The "Preserve the Waters of the U.S. Act," recently introduced in the Senate, "prevents the Environmental Protection Agency and the Army Corps of Engineers from using their overreaching ‘guidance’ to change legal responsibilities under the Clean Water Act," according to the lawmakers.

“President Obama’s EPA continues to act as if it is above the law. It is using this overreaching guidance to pre-empt state and local governments, farmers and ranchers, small business owners and homeowners from making local land and water use decisions,” Sen. John Barrasso, R-Wyo., said in a statement. “Our bill will stop this unprecedented Washington power grab and restore Americans’ property rights. It’s time to get EPA lawyers out of Americans’ backyards.”

In May 2011, the EPA and the Army Corps of Engineers issued draft guidance on “Identifying Waters Protected by the Clean Water Act.” This guidance document significantly changes and expands the features that are considered protected under the Clean Water Act, according to a statement from Barrasso’s office.

It makes substantial additions, such as a first-time inclusion of ditches, ground water, potholes, gutters and other water features that may flow, if at all, only after a heavy rainfall.

“The Obama-EPA’s proposed water guidance greatly expands the Clean Water Act’s scope through a slew of new and expanded definitions. This approach is so unpopular, however, that it was originally defeated in the previous Democratic-controlled Congress. Nevertheless, the Obama administration continues to move these policies forward,” Sen. James Inhofe, R-Okla., said in a statement.

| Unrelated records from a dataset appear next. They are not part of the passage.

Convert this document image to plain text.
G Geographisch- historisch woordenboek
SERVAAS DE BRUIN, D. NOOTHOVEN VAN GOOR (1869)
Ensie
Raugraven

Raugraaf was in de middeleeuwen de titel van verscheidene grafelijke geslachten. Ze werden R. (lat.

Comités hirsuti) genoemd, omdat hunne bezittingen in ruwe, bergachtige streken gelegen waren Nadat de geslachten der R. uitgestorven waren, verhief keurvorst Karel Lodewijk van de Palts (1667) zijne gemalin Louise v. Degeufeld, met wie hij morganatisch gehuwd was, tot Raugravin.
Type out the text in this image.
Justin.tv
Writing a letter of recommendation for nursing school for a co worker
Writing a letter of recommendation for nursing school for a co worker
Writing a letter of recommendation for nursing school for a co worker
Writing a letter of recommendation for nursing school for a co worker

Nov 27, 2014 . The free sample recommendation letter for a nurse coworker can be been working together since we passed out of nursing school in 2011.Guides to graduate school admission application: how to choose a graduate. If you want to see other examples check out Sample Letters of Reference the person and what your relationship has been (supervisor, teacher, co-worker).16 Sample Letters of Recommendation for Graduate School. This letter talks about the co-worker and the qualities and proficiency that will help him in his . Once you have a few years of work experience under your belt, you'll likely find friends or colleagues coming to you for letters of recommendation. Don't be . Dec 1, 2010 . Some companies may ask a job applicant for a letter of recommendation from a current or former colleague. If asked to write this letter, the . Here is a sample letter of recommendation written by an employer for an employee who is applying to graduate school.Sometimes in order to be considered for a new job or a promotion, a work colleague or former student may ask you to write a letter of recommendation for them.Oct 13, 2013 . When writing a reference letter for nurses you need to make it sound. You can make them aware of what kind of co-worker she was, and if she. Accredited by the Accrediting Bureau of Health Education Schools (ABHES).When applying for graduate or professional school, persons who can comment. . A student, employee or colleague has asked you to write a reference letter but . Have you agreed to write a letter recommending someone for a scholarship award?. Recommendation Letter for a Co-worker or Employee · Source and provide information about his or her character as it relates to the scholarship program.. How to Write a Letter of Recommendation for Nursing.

“In addition to an increase in Army Corps jurisdictional determinations of as much as 17 percent, this change in guidance will also result in a change in the responsibilities of states in executing their duties under the Clean Water Act and a change in how individual citizens are governed by the Clean Water Act,” he added. “These kinds of changes, and passing along more unfunded mandates to state and local governments, should never be done via a guidance document. I call on my colleagues from both the Senate and the House to join us in stopping EPA and the Army Corps from making these unprecedented regulatory changes through a guidance document.”